From time to time, you might need to copy and paste something into R and turn it into a character string. Maybe it's something from the output of an error message, or from someone else's malformed data, or something copied from a document or the internet. If it's something small, then it's usually OK to just manually insert "" around the strings and , between them. For something large, that's just a nightmare.

For example, I ran into the global variables problem (again) recently with a package I was making. Only this time, it wasn't the "." from a dplyr-style pipe chain that was giving me trouble, it was a ton of variables (You can see the mess here). Here's a snippet of what I had to copy and paste:

senator_bills_details senator_commissions_date_joined
senator_commissions_name senator_date_of_birth senator_name
senator_office_address senator_party_date_joined senator_party_name
senator_positions_commission_date_start senator_suplente_name
senator_titular_name senator_vote session_date session_description
session_number session_type sigla sit_description situation_date
situation_place sponsor_abbr sponsor_name sponsor_party topic_general
topic_specific unit_name update_date vote_date vote_secret
country_of_birth event_description event_type head id_rollcall

So what did I do? Well, a little hackiness with strsplit, gsub and cat got me sorted. First I put it all into a string:

x <- c("senator_bills_details senator_commissions_date_joined senator_commissions_name senator_date_of_birth senator_name senator_office_address senator_party_date_joined senator_party_name senator_positions_commission_date_start senator_suplente_name senator_titular_name senator_vote session_date session_description session_number session_type sigla sit_description situation_date situation_place sponsor_abbr sponsor_name sponsor_party topic_general topic_specific unit_name update_date vote_date vote_secret country_of_birth event_description event_type head id_rollcall")

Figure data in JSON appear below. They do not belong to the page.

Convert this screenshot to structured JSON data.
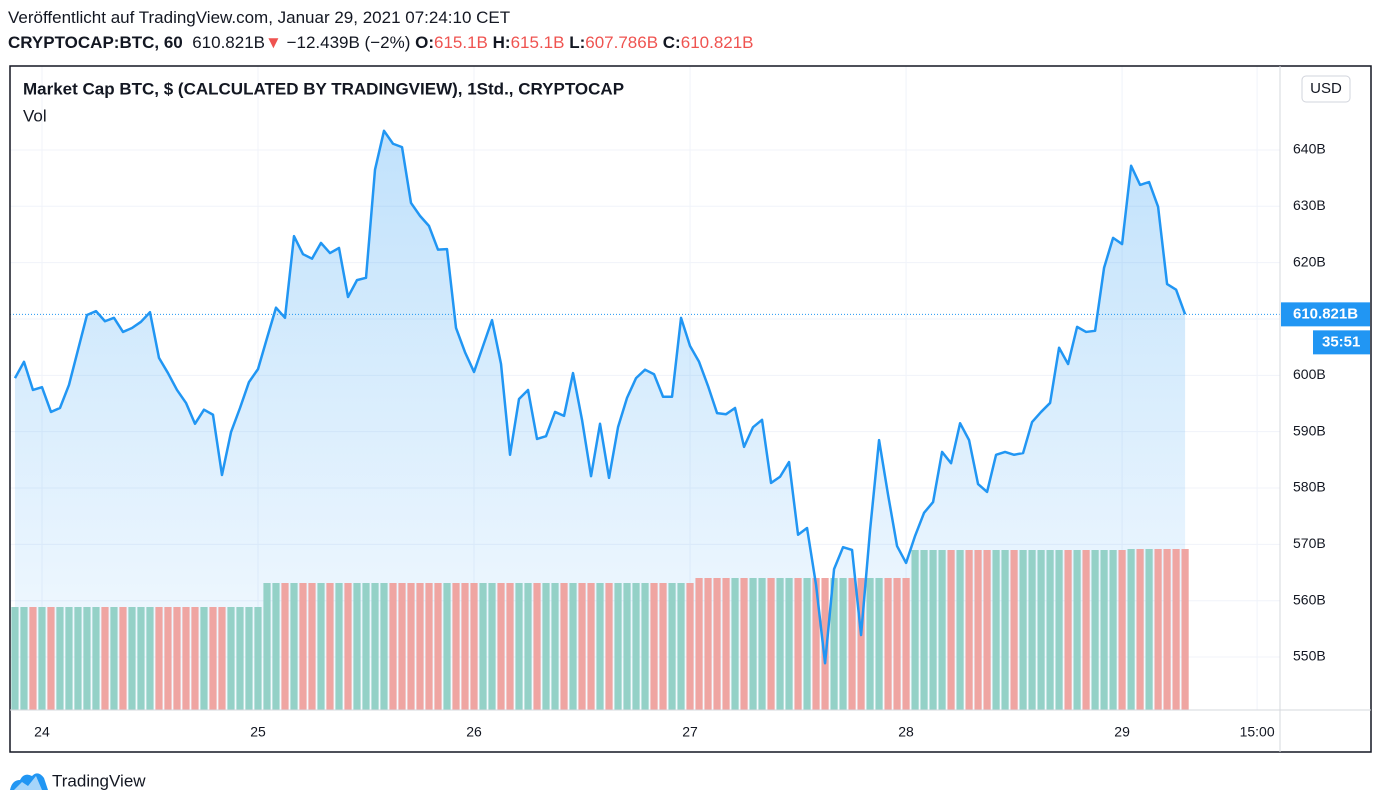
{
  "header": {
    "published": "Veröffentlicht auf TradingView.com, Januar 29, 2021 07:24:10 CET",
    "symbol": "CRYPTOCAP:BTC, 60",
    "last": "610.821B",
    "arrow": "▼",
    "change": "−12.439B (−2%)",
    "open_label": "O:",
    "open": "615.1B",
    "high_label": "H:",
    "high": "615.1B",
    "low_label": "L:",
    "low": "607.786B",
    "close_label": "C:",
    "close": "610.821B"
  },
  "chart_data": {
    "type": "line",
    "currency": "USD",
    "countdown": "35:51",
    "x": [
      23.875,
      23.9167,
      23.9583,
      24,
      24.0417,
      24.0833,
      24.125,
      24.1667,
      24.2083,
      24.25,
      24.2917,
      24.3333,
      24.375,
      24.4167,
      24.4583,
      24.5,
      24.5417,
      24.5833,
      24.625,
      24.6667,
      24.7083,
      24.75,
      24.7917,
      24.8333,
      24.875,
      24.9167,
      24.9583,
      25,
      25.0417,
      25.0833,
      25.125,
      25.1667,
      25.2083,
      25.25,
      25.2917,
      25.3333,
      25.375,
      25.4167,
      25.4583,
      25.5,
      25.5417,
      25.5833,
      25.625,
      25.6667,
      25.7083,
      25.75,
      25.7917,
      25.8333,
      25.875,
      25.9167,
      25.9583,
      26,
      26.0417,
      26.0833,
      26.125,
      26.1667,
      26.2083,
      26.25,
      26.2917,
      26.3333,
      26.375,
      26.4167,
      26.4583,
      26.5,
      26.5417,
      26.5833,
      26.625,
      26.6667,
      26.7083,
      26.75,
      26.7917,
      26.8333,
      26.875,
      26.9167,
      26.9583,
      27,
      27.0417,
      27.0833,
      27.125,
      27.1667,
      27.2083,
      27.25,
      27.2917,
      27.3333,
      27.375,
      27.4167,
      27.4583,
      27.5,
      27.5417,
      27.5833,
      27.625,
      27.6667,
      27.7083,
      27.75,
      27.7917,
      27.8333,
      27.875,
      27.9167,
      27.9583,
      28,
      28.0417,
      28.0833,
      28.125,
      28.1667,
      28.2083,
      28.25,
      28.2917,
      28.3333,
      28.375,
      28.4167,
      28.4583,
      28.5,
      28.5417,
      28.5833,
      28.625,
      28.6667,
      28.7083,
      28.75,
      28.7917,
      28.8333,
      28.875,
      28.9167,
      28.9583,
      29,
      29.0417,
      29.0833,
      29.125,
      29.1667,
      29.2083,
      29.25,
      29.2917
    ],
    "series": [
      {
        "name": "Market Cap BTC, $ (CALCULATED BY TRADINGVIEW), 1Std., CRYPTOCAP",
        "color": "#2196f3",
        "values": [
          599.5,
          602.4,
          597.4,
          597.9,
          593.5,
          594.2,
          598.3,
          604.5,
          610.7,
          611.4,
          609.6,
          610.2,
          607.7,
          608.4,
          609.5,
          611.2,
          603.1,
          600.4,
          597.4,
          595.1,
          591.4,
          593.9,
          593.0,
          582.3,
          589.9,
          594.2,
          598.8,
          601.1,
          606.6,
          612.0,
          610.2,
          624.7,
          621.5,
          620.7,
          623.5,
          621.7,
          622.6,
          613.9,
          616.9,
          617.3,
          636.5,
          643.4,
          641.1,
          640.5,
          630.6,
          628.3,
          626.5,
          622.3,
          622.4,
          608.4,
          604.1,
          600.6,
          605.2,
          609.8,
          602.0,
          585.9,
          595.8,
          597.4,
          588.7,
          589.2,
          593.5,
          592.8,
          600.4,
          592.1,
          582.1,
          591.4,
          581.8,
          590.8,
          596.0,
          599.5,
          601.0,
          600.2,
          596.2,
          596.2,
          610.2,
          605.2,
          602.4,
          598.1,
          593.3,
          593.1,
          594.2,
          587.3,
          590.8,
          592.1,
          580.9,
          582.0,
          584.6,
          571.7,
          572.9,
          562.8,
          548.9,
          565.6,
          569.5,
          569.0,
          553.9,
          572.5,
          588.5,
          578.8,
          569.7,
          566.7,
          571.5,
          575.6,
          577.5,
          586.4,
          584.4,
          591.5,
          588.5,
          580.7,
          579.3,
          585.9,
          586.4,
          585.9,
          586.2,
          591.7,
          593.5,
          595.1,
          604.9,
          602.0,
          608.6,
          607.7,
          607.9,
          619.1,
          624.4,
          623.3,
          637.2,
          633.8,
          634.3,
          629.9,
          616.2,
          615.2,
          610.821
        ]
      },
      {
        "name": "Vol",
        "type": "bar",
        "axis": "volume",
        "up_color": "#94d1c7",
        "down_color": "#efa5a2",
        "values": [
          103,
          103,
          103,
          103,
          103,
          103,
          103,
          103,
          103,
          103,
          103,
          103,
          103,
          103,
          103,
          103,
          103,
          103,
          103,
          103,
          103,
          103,
          103,
          103,
          103,
          103,
          103,
          103,
          127,
          127,
          127,
          127,
          127,
          127,
          127,
          127,
          127,
          127,
          127,
          127,
          127,
          127,
          127,
          127,
          127,
          127,
          127,
          127,
          127,
          127,
          127,
          127,
          127,
          127,
          127,
          127,
          127,
          127,
          127,
          127,
          127,
          127,
          127,
          127,
          127,
          127,
          127,
          127,
          127,
          127,
          127,
          127,
          127,
          127,
          127,
          127,
          132,
          132,
          132,
          132,
          132,
          132,
          132,
          132,
          132,
          132,
          132,
          132,
          132,
          132,
          132,
          132,
          132,
          132,
          132,
          132,
          132,
          132,
          132,
          132,
          160,
          160,
          160,
          160,
          160,
          160,
          160,
          160,
          160,
          160,
          160,
          160,
          160,
          160,
          160,
          160,
          160,
          160,
          160,
          160,
          160,
          160,
          160,
          160,
          161,
          161,
          161,
          161,
          161,
          161,
          161
        ]
      }
    ],
    "volume_lim": [
      0,
      644
    ],
    "xlim": [
      23.852,
      29.731
    ],
    "xticks": [
      24,
      25,
      26,
      27,
      28,
      29,
      {
        "value": 29.625,
        "label": "15:00"
      }
    ],
    "ylim": [
      540.6,
      654.9
    ],
    "yticks": [
      {
        "value": 550,
        "label": "550B"
      },
      {
        "value": 560,
        "label": "560B"
      },
      {
        "value": 570,
        "label": "570B"
      },
      {
        "value": 580,
        "label": "580B"
      },
      {
        "value": 590,
        "label": "590B"
      },
      {
        "value": 600,
        "label": "600B"
      },
      {
        "value": 610,
        "label": "610B"
      },
      {
        "value": 620,
        "label": "620B"
      },
      {
        "value": 630,
        "label": "630B"
      },
      {
        "value": 640,
        "label": "640B"
      }
    ],
    "grid": true
  },
  "footer": {
    "brand": "TradingView"
  }
}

Then we can use strsplit and unlist to get a character vector of the variables:

x <- strsplit(x, split = " ")
x <- unlist(x)
x[1:5]
## [1] "senator_bills_details"           "senator_commissions_date_joined"
## [3] "\nsenator_commissions_name"      "senator_date_of_birth"
## [5] "senator_name"

As you can see, some of these were separated by " ", and others had "\n" (newline) between them. With gsub, we can easily take that out. Don't forget \ is a special character in R and so needs to be escaped with another \:

x <- gsub("\\n", "", x)
x[1:5]
## [1] "senator_bills_details"           "senator_commissions_date_joined"
## [3] "senator_commissions_name"        "senator_date_of_birth"
## [5] "senator_name"

Ok, almost there. We could use print(x) and copy-and-paste the result into our desired result, but we would still have [1], [2] etc., and no commas between the terms. To get over this, we can use cat with its sep argument. ", " will insert quotation marks at the end of the words and a comma between them:

cat(x, sep = '", "')
## senator_bills_details", "senator_commissions_date_joined", "senator_commissions_name", "senator_date_of_birth", "senator_name", "senator_office_address", "senator_party_date_joined", "senator_party_namesenator_positions_commission_date_start", "senator_suplente_namesenator_titular_name", "senator_vote", "session_date", "session_descriptionsession_number", "session_type", "sigla", "sit_description", "situation_datesituation_place", "sponsor_abbr", "sponsor_name", "sponsor_party", "topic_generaltopic_specific", "unit_name", "update_date", "vote_date", "vote_secretcountry_of_birth", "event_description", "event_type", "head", "id_rollcall

The only part left after this is to copy the output and place a comma at the start and the end. Irritating problem solved!